Anayasa Mahkemesi (AYM) eski bakanlar Mehmet Zafer Çağlayan, Muammer Güler, Egemen Bağış ve Erdoğan Bayraktar hakkındaki yolsuzluk ve rüşvet iddiaları için kurulan meclis araştırma komisyonu haberlerine yayın yasağı getirilmesinin ifade ve basın özgürlüğü ihlali olduğuna hükmetti. Kararın oy birliğiyle alınması dikkat çekti.
17/25 Aralık yolsuzluk ve rüşvet soruşturmalarının
ardından istifa eden veya görevlerinden alınan 4 eski bakanla ilgili TBMM’de
araştırma komisyonu kurulmuştu.

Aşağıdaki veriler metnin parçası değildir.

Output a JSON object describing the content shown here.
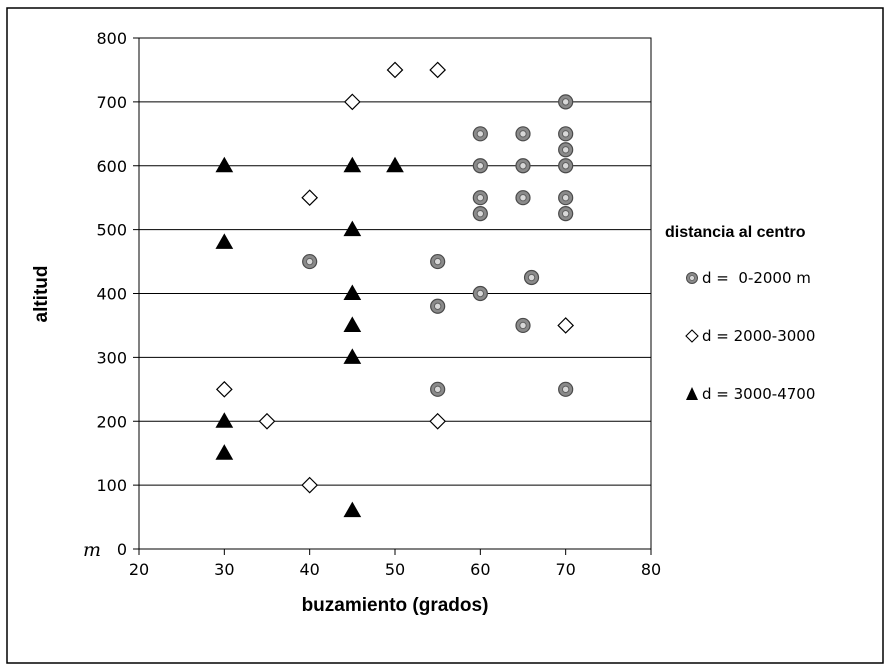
{
  "chart_data": {
    "type": "scatter",
    "xlabel": "buzamiento (grados)",
    "ylabel": "altitud",
    "yunit": "m",
    "xlim": [
      20,
      80
    ],
    "ylim": [
      0,
      800
    ],
    "xticks": [
      20,
      30,
      40,
      50,
      60,
      70,
      80
    ],
    "yticks": [
      0,
      100,
      200,
      300,
      400,
      500,
      600,
      700,
      800
    ],
    "grid": "horizontal",
    "legend_title": "distancia al centro",
    "legend_placement": "right",
    "series": [
      {
        "name": "d =  0-2000 m",
        "marker": "circle",
        "color": "#888888",
        "points": [
          [
            70,
            700
          ],
          [
            60,
            650
          ],
          [
            65,
            650
          ],
          [
            70,
            650
          ],
          [
            70,
            625
          ],
          [
            60,
            600
          ],
          [
            65,
            600
          ],
          [
            70,
            600
          ],
          [
            60,
            550
          ],
          [
            65,
            550
          ],
          [
            70,
            550
          ],
          [
            60,
            525
          ],
          [
            70,
            525
          ],
          [
            40,
            450
          ],
          [
            55,
            450
          ],
          [
            66,
            425
          ],
          [
            60,
            400
          ],
          [
            55,
            380
          ],
          [
            65,
            350
          ],
          [
            55,
            250
          ],
          [
            70,
            250
          ]
        ]
      },
      {
        "name": "d = 2000-3000",
        "marker": "diamond",
        "color": "#ffffff",
        "points": [
          [
            50,
            750
          ],
          [
            55,
            750
          ],
          [
            45,
            700
          ],
          [
            40,
            550
          ],
          [
            70,
            350
          ],
          [
            30,
            250
          ],
          [
            35,
            200
          ],
          [
            55,
            200
          ],
          [
            40,
            100
          ]
        ]
      },
      {
        "name": "d = 3000-4700",
        "marker": "triangle",
        "color": "#000000",
        "points": [
          [
            30,
            600
          ],
          [
            45,
            600
          ],
          [
            50,
            600
          ],
          [
            45,
            500
          ],
          [
            30,
            480
          ],
          [
            45,
            400
          ],
          [
            45,
            350
          ],
          [
            45,
            300
          ],
          [
            30,
            200
          ],
          [
            30,
            150
          ],
          [
            45,
            60
          ]
        ]
      }
    ]
  }
}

TBMM Başkanlığı, 21 Kasım 2014’te Ankara
Cumhuriyet Başsavcılığına yazı göndererek, komisyon tarafından yürütülen
soruşturmayla ilgili basın ve yayın organlarınca, soruşturmanın gizliliğini
ihlal edici ve masumiyet karinesini zedeler şekilde yayınlar yapıldığı
belirterek soruşturmanın sağlıklı yürütülmesi için yayın yasağı talep etmişti.
Başsavcılığın talebi üzerine mahkeme soruşturma bitene kadar yayın yasağı
almıştı.
Mahkeme “kişilik haklarının zedelenmesinin önlenmesi,
şöhret ve diğer haklarının korunmasının sağlanması” bakımından, TBMM Soruşturma
Komisyonu’nun istemiş ve getirtmiş olduğu bilgi ve belge içerikleri ile
komisyonun tanık, bilgi sahibi, bilirkişi sıfatıyla veya diğer ilgililer olarak
beyanlarına başvurduğu kişilerin komisyona vermiş oldukları beyanlarına yönelik
olarak yayın yasağına karar vermişti.
HALK TV AYM’YE BAŞVURU YAPTI
İtirazları reddedilen Halk Radyo ve Televizyonculuk AŞ
son olarak AYM’ye başvurarak ifade ve basın özgürlüğünün ihlal edildiğini
savunmuştu. AYM, Halk TV’nin başvurusu üzerine ifade ve basın özgürlüğünün
ihlal edildiğine karar verdi. Resmi Gazete’de yayımlanan gerekçeli kararında
AYM yayın yasaklarının keyfiliğine dayanmaması gerektiğini bildirdi.
AYM kararında Anayasa’nın 28. maddesinde ifade ve basın
özgürlüğünün önleyici tedbir niteliğindeki yayım yasaklarıyla geçici olarak
sınırlanmasına izin verdiğine dikkat çekerek şu değerlendirmeyi yaptı: “…
‘yargılama görevinin amacına uygun olarak yerine getirilmesi’ sebebi dışında
olaylar hakkında yayım yasağı konulamayacağı ifade edilerek yayım yasağı
yönünden sınırlama sebeplerinin de sınırlandığı görülmektedir.”
“KAMU OTORİTESİNİN KEYFİLİĞİ ÖNLENMELİ”
AYM, ifade ve basın özgürlüğü yönünden oluşturduğu
tehlikenin ağırlığı doğrultusunda yayım yasağının; “kamu otoriteleri tarafından
gerçekleştirilebilecek muhtemel suiistimalleri engelleyecek belirli ve kesin
kurallar ile sıkı denetim öngören özel bir kanunu düzenleme uyarınca
gerçekleştirilmesi” gerektiğini kaydetti.
Kanunilik ölçütünün sınırlamaya ilişkin kuralın
“erişilebilirliği” ve “öngörülebilirliği” ile kesinliğini
ifade eden “belirliliğini” garanti altına aldığını bildiren Yüksek
Mahkeme, “Belirlilik, bir kuralın keyfiliğine yol açmayacak bir içerikte
olmasını ifade eder… Böylece hukuk güvenliği sağlanarak kamu gücünü kullanan
organların keyfi davranışların önüne geçilmiş olur.” değerlendirmesini yaptı.
Meclis Soruşturma Komisyonu yolsuzluk ve rüşvetle
suçlanan 4 eski bakanın Yüce Divan’a sevkine gerek olmadığına karar vermişti.